A czy Ty byłabyś w stanie zakochać się w nieznajomym?
To miała być jedna noc. Jeden występek, aby ukoić złamane serce i wymierzyć karę ukochanemu za jego zdradę. Nie miało ją połączyć z nieznajomym nic szczególnego, chciała tylko poczuć przyjemność, zapomnieć o bólu i wrócić do swojego bezpiecznego świata. Ale oczywiście wszystko musiało się pokomplikować...
Po przeczytaniu "Krwawego Króla i Łabędzia" nie oczekiwałam od tej książki zbyt wiele i nauczona doświadczeniem nastawiłam się tylko na typowe romantasy z bardzo dokładnymi opisami, ale już od pierwszego rozdziału poczułam się zaskoczona. Bohaterowie od początku wiedzieli czego chcieli, nie składali sobie dziwnych deklaracji i ich relacja była podszyta czystym pożądaniem. Od samego początku był ład i porządek, który utrzymał się do samego końca i dzięki któremu czytałam tę książkę z wypiekami na twarzy. Bardzo podobało mi się to, że wszystkie zachowania Aster i Scythe'a logicznie wynikały z ich charakterów, przez co ich kreacja wyszła naprawdę dobrze.
Na mniejszą pochwałę zasługuje opis świata, w którym żyli bohaterowie. Wiem, że autorka wolała skupić się na wątku miłosnym, ale momentami gubiłam się, kto był szmaragdowym a kto złotym fae, a także jakie królestwa należały do ludzi, a które do fae. W pewnym momencie już nawet nie byłam pewna, kto toczył ze sobą wojny i wszystko mi się zlewało. Jedynie znajomość sytuacji politycznej z "Krwawego Króla i Łabędzia" nieco mi pomogła, ale szkoda, że autorka nie uporządkowała takich informacji w tym tomie.
Mimo wszystko, uważam tę książkę za bardzo dobre romantasy 18+. Relacja Aster i Scythe'a była wciągająca od samego początku. Podobało mi się intensywność ich uczuć, emanujące z nich pożądanie i poczucie, że w swoim towarzystwie czuli się lepiej niż w otoczeniu ludzi, których dobrze znali.
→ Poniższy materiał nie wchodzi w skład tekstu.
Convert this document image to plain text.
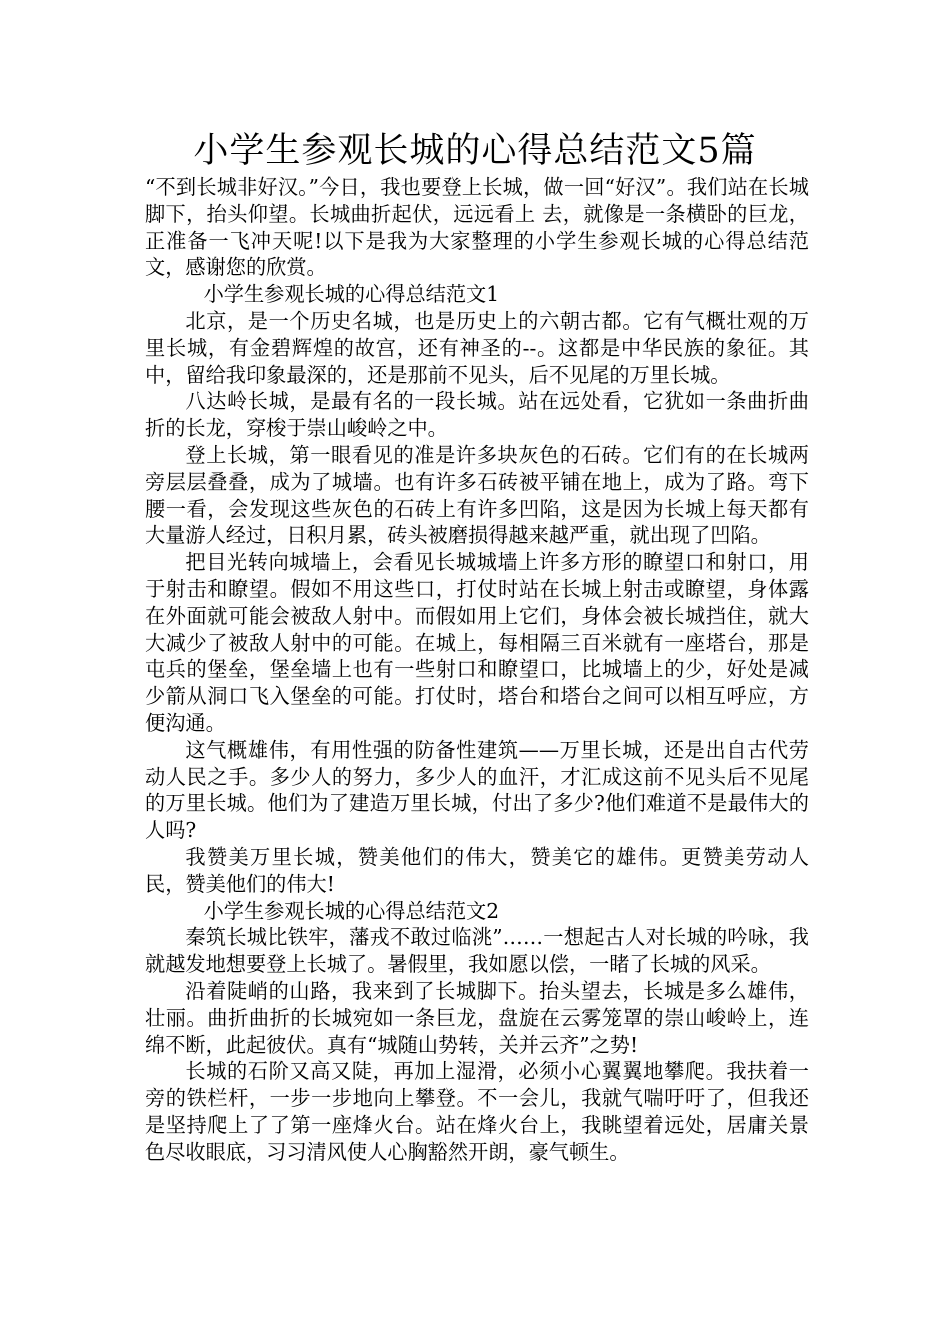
小学生参观长城的心得总结范文5篇

“不到长城非好汉。”今日，我也要登上长城，做一回“好汉”。我们站在长城脚下，抬头仰望。长城曲折起伏，远远看上 去，就像是一条横卧的巨龙，正准备一飞冲天呢!以下是我为大家整理的小学生参观长城的心得总结范文，感谢您的欣赏。

小学生参观长城的心得总结范文1

北京，是一个历史名城，也是历史上的六朝古都。它有气概壮观的万里长城，有金碧辉煌的故宫，还有神圣的--。这都是中华民族的象征。其中，留给我印象最深的，还是那前不见头，后不见尾的万里长城。

八达岭长城，是最有名的一段长城。站在远处看，它犹如一条曲折曲折的长龙，穿梭于崇山峻岭之中。

登上长城，第一眼看见的准是许多块灰色的石砖。它们有的在长城两旁层层叠叠，成为了城墙。也有许多石砖被平铺在地上，成为了路。弯下腰一看，会发现这些灰色的石砖上有许多凹陷，这是因为长城上每天都有大量游人经过，日积月累，砖头被磨损得越来越严重，就出现了凹陷。

把目光转向城墙上，会看见长城城墙上许多方形的瞭望口和射口，用于射击和瞭望。假如不用这些口，打仗时站在长城上射击或瞭望，身体露在外面就可能会被敌人射中。而假如用上它们，身体会被长城挡住，就大大减少了被敌人射中的可能。在城上，每相隔三百米就有一座塔台，那是屯兵的堡垒，堡垒墙上也有一些射口和瞭望口，比城墙上的少，好处是减少箭从洞口飞入堡垒的可能。打仗时，塔台和塔台之间可以相互呼应，方便沟通。

这气概雄伟，有用性强的防备性建筑——万里长城，还是出自古代劳动人民之手。多少人的努力，多少人的血汗，才汇成这前不见头后不见尾的万里长城。他们为了建造万里长城，付出了多少?他们难道不是最伟大的人吗?

我赞美万里长城，赞美他们的伟大，赞美它的雄伟。更赞美劳动人民，赞美他们的伟大!

小学生参观长城的心得总结范文2

秦筑长城比铁牢，藩戎不敢过临洮”……一想起古人对长城的吟咏，我就越发地想要登上长城了。暑假里，我如愿以偿，一睹了长城的风采。

沿着陡峭的山路，我来到了长城脚下。抬头望去，长城是多么雄伟，壮丽。曲折曲折的长城宛如一条巨龙，盘旋在云雾笼罩的崇山峻岭上，连绵不断，此起彼伏。真有“城随山势转，关并云齐”之势!

长城的石阶又高又陡，再加上湿滑，必须小心翼翼地攀爬。我扶着一旁的铁栏杆，一步一步地向上攀登。不一会儿，我就气喘吁吁了，但我还是坚持爬上了了第一座烽火台。站在烽火台上，我眺望着远处，居庸关景色尽收眼底，习习清风使人心胸豁然开朗，豪气顿生。
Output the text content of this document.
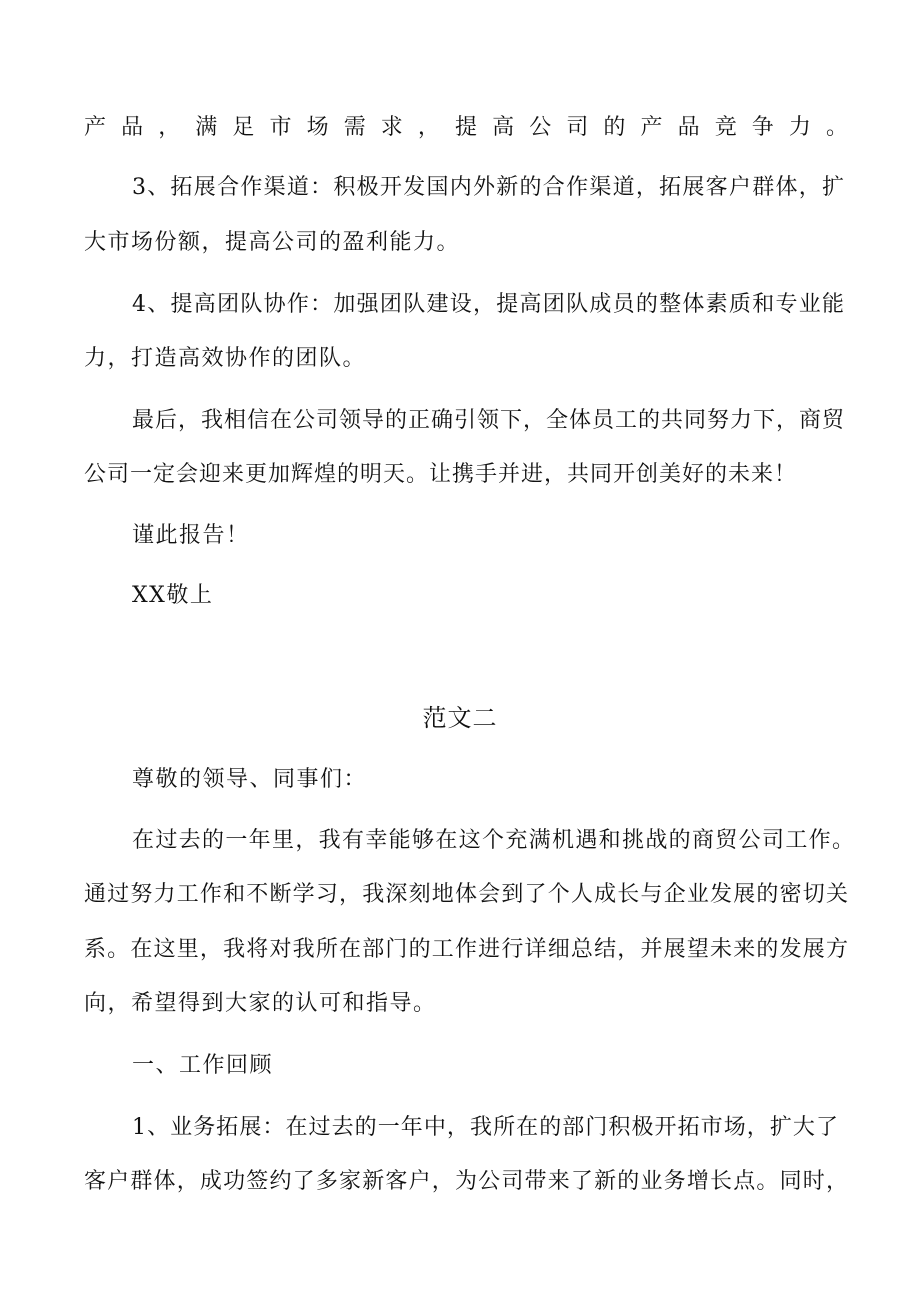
产品，满足市场需求，提高公司的产品竞争力。
3、拓展合作渠道：积极开发国内外新的合作渠道，拓展客户群体，扩
大市场份额，提高公司的盈利能力。
4、提高团队协作：加强团队建设，提高团队成员的整体素质和专业能
力，打造高效协作的团队。
最后，我相信在公司领导的正确引领下，全体员工的共同努力下，商贸
公司一定会迎来更加辉煌的明天。让携手并进，共同开创美好的未来！
谨此报告！
XX敬上
范文二
尊敬的领导、同事们：
在过去的一年里，我有幸能够在这个充满机遇和挑战的商贸公司工作。
通过努力工作和不断学习，我深刻地体会到了个人成长与企业发展的密切关
系。在这里，我将对我所在部门的工作进行详细总结，并展望未来的发展方
向，希望得到大家的认可和指导。
一、工作回顾
1、业务拓展：在过去的一年中，我所在的部门积极开拓市场，扩大了
客户群体，成功签约了多家新客户，为公司带来了新的业务增长点。同时，
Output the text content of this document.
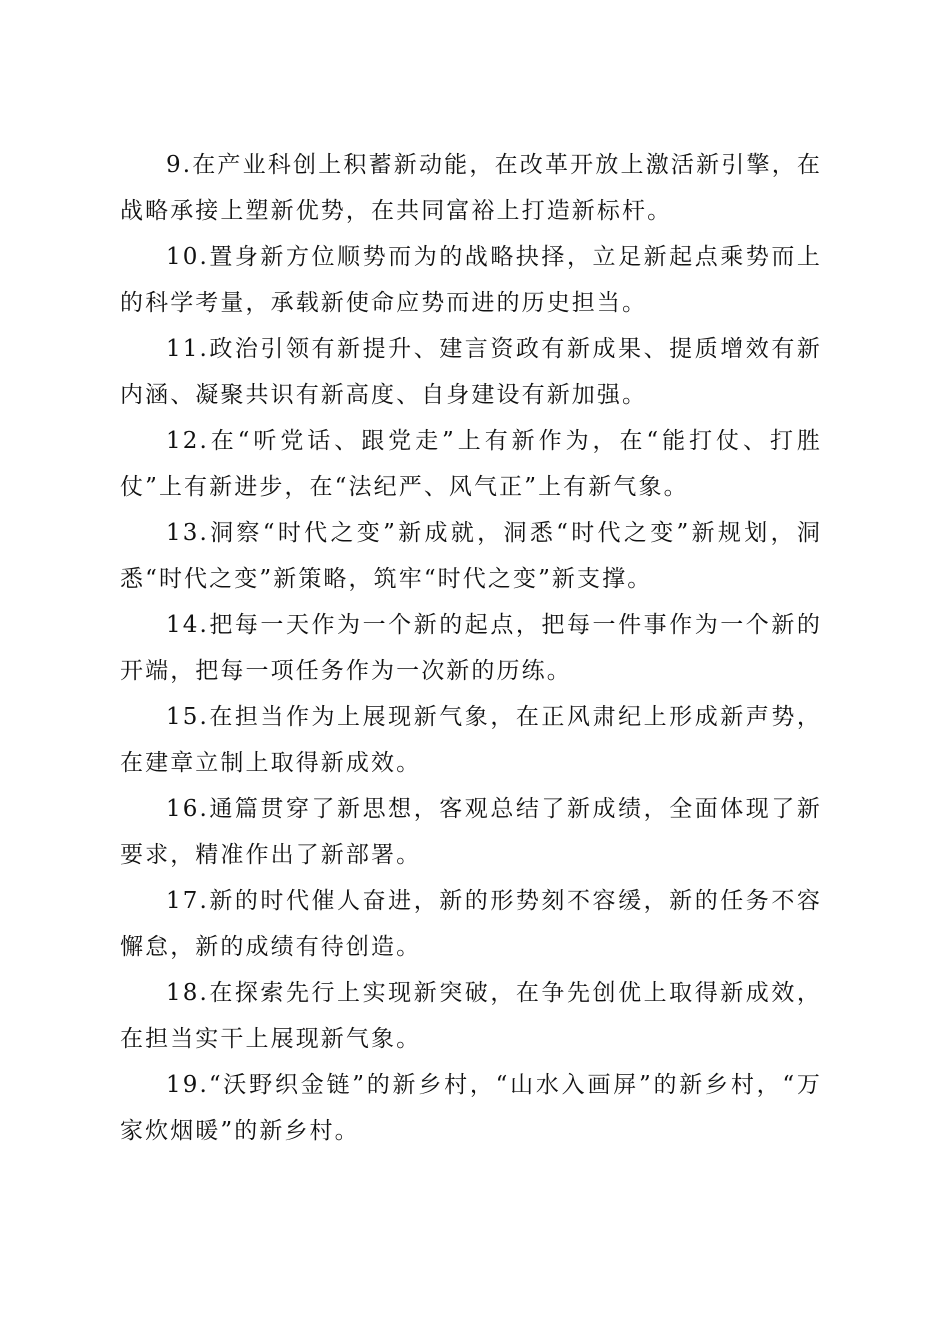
9.在产业科创上积蓄新动能，在改革开放上激活新引擎，在战略承接上塑新优势，在共同富裕上打造新标杆。

10.置身新方位顺势而为的战略抉择，立足新起点乘势而上的科学考量，承载新使命应势而进的历史担当。

11.政治引领有新提升、建言资政有新成果、提质增效有新内涵、凝聚共识有新高度、自身建设有新加强。

12.在“听党话、跟党走”上有新作为，在“能打仗、打胜仗”上有新进步，在“法纪严、风气正”上有新气象。

13.洞察“时代之变”新成就，洞悉“时代之变”新规划，洞悉“时代之变”新策略，筑牢“时代之变”新支撑。

14.把每一天作为一个新的起点，把每一件事作为一个新的开端，把每一项任务作为一次新的历练。

15.在担当作为上展现新气象，在正风肃纪上形成新声势，在建章立制上取得新成效。

16.通篇贯穿了新思想，客观总结了新成绩，全面体现了新要求，精准作出了新部署。

17.新的时代催人奋进，新的形势刻不容缓，新的任务不容懈怠，新的成绩有待创造。

18.在探索先行上实现新突破，在争先创优上取得新成效，在担当实干上展现新气象。

19.“沃野织金链”的新乡村，“山水入画屏”的新乡村，“万家炊烟暖”的新乡村。
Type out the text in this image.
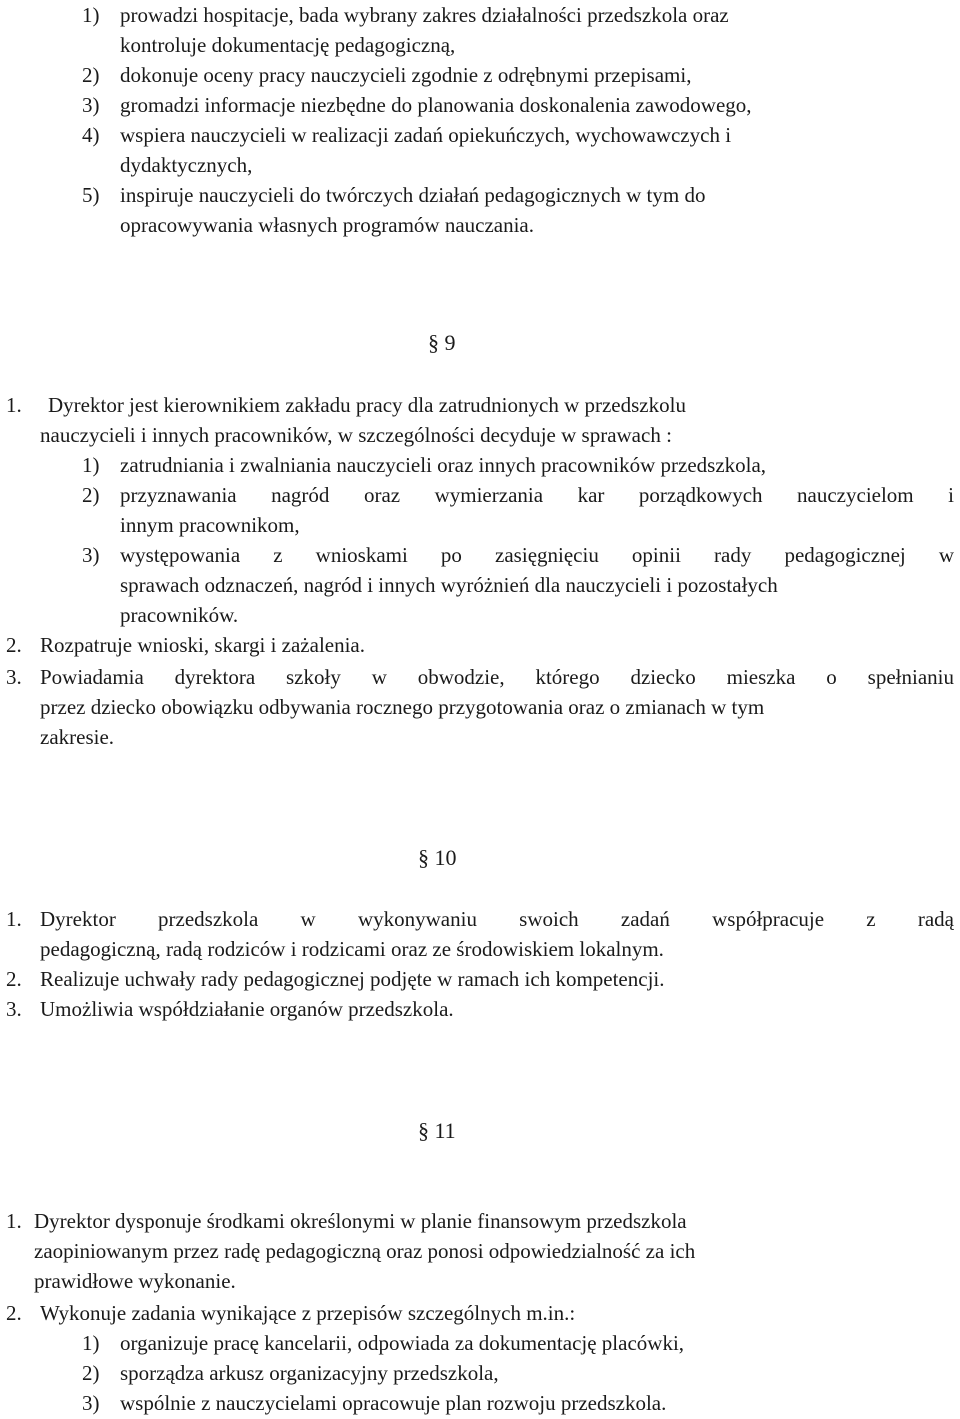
1) prowadzi hospitacje, bada wybrany zakres działalności przedszkola oraz
kontroluje dokumentację pedagogiczną,
2) dokonuje oceny pracy nauczycieli zgodnie z odrębnymi przepisami,
3) gromadzi informacje niezbędne do planowania doskonalenia zawodowego,
4) wspiera nauczycieli w realizacji zadań opiekuńczych, wychowawczych i
dydaktycznych,
5) inspiruje nauczycieli do twórczych działań pedagogicznych w tym do
opracowywania własnych programów nauczania.
§ 9
1. Dyrektor jest kierownikiem zakładu pracy dla zatrudnionych w przedszkolu
nauczycieli i innych pracowników, w szczególności decyduje w sprawach :
1) zatrudniania i zwalniania nauczycieli oraz innych pracowników przedszkola,
2) przyznawania nagród oraz wymierzania kar porządkowych nauczycielom i
innym pracownikom,
3) występowania z wnioskami po zasięgnięciu opinii rady pedagogicznej w
sprawach odznaczeń, nagród i innych wyróżnień dla nauczycieli i pozostałych
pracowników.
2. Rozpatruje wnioski, skargi i zażalenia.
3. Powiadamia dyrektora szkoły w obwodzie, którego dziecko mieszka o spełnianiu
przez dziecko obowiązku odbywania rocznego przygotowania oraz o zmianach w tym
zakresie.
§ 10
1. Dyrektor przedszkola w wykonywaniu swoich zadań współpracuje z radą
pedagogiczną, radą rodziców i rodzicami oraz ze środowiskiem lokalnym.
2. Realizuje uchwały rady pedagogicznej podjęte w ramach ich kompetencji.
3. Umożliwia współdziałanie organów przedszkola.
§ 11
1. Dyrektor dysponuje środkami określonymi w planie finansowym przedszkola
zaopiniowanym przez radę pedagogiczną oraz ponosi odpowiedzialność za ich
prawidłowe wykonanie.
2. Wykonuje zadania wynikające z przepisów szczególnych m.in.:
1) organizuje pracę kancelarii, odpowiada za dokumentację placówki,
2) sporządza arkusz organizacyjny przedszkola,
3) wspólnie z nauczycielami opracowuje plan rozwoju przedszkola.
Wizja zakochania się w nieznajomym (i od pierwszego wejrzenia) rzadko kiedy jest udana w tego typu książkach, ale tu uważam, że zasługuje na uwagę.
Najciekawszą postacią jest jednak Rorn, czyli szary moralnie bohater i mąż Aster. Został przedstawiony z każdej możliwej strony, od najlepszej po najgorszą i wzbudził we mnie pewną sympatię, choć nie podzielałam jego metod na radzenie sobie z problemami. Jego złożoność i spójność jest jednak przyciągająca i chętnie przeczytałabym kilka rozdziałów (bądź nawet całą książkę!) przedstawioną z jego perspektywy. Myślę, że tę postać można by było jeszcze bardziej rozwinąć i pokazać jej potencjał, bo Rorn zasługuje na to. Choć został przedstawiony jako główny antagonista, to prawda jest taka, że Aster i Scythe także nimi są. Nikt w tej historii nie jest "czysty" i ma swoje za uszami, co autorka i bohaterowie wzajemnie sobie wytykali. Bardzo mi się to podobało, ponieważ nie lubię prostych podziałów na dobrych i złych bohaterów. Każdy czytelnik z pewnością inaczej zrozumie motywy Aster, Scythe'a i Rorna, co jest cudowne, ponieważ nie jest to historia, w której tylko jedna osoba jest winna.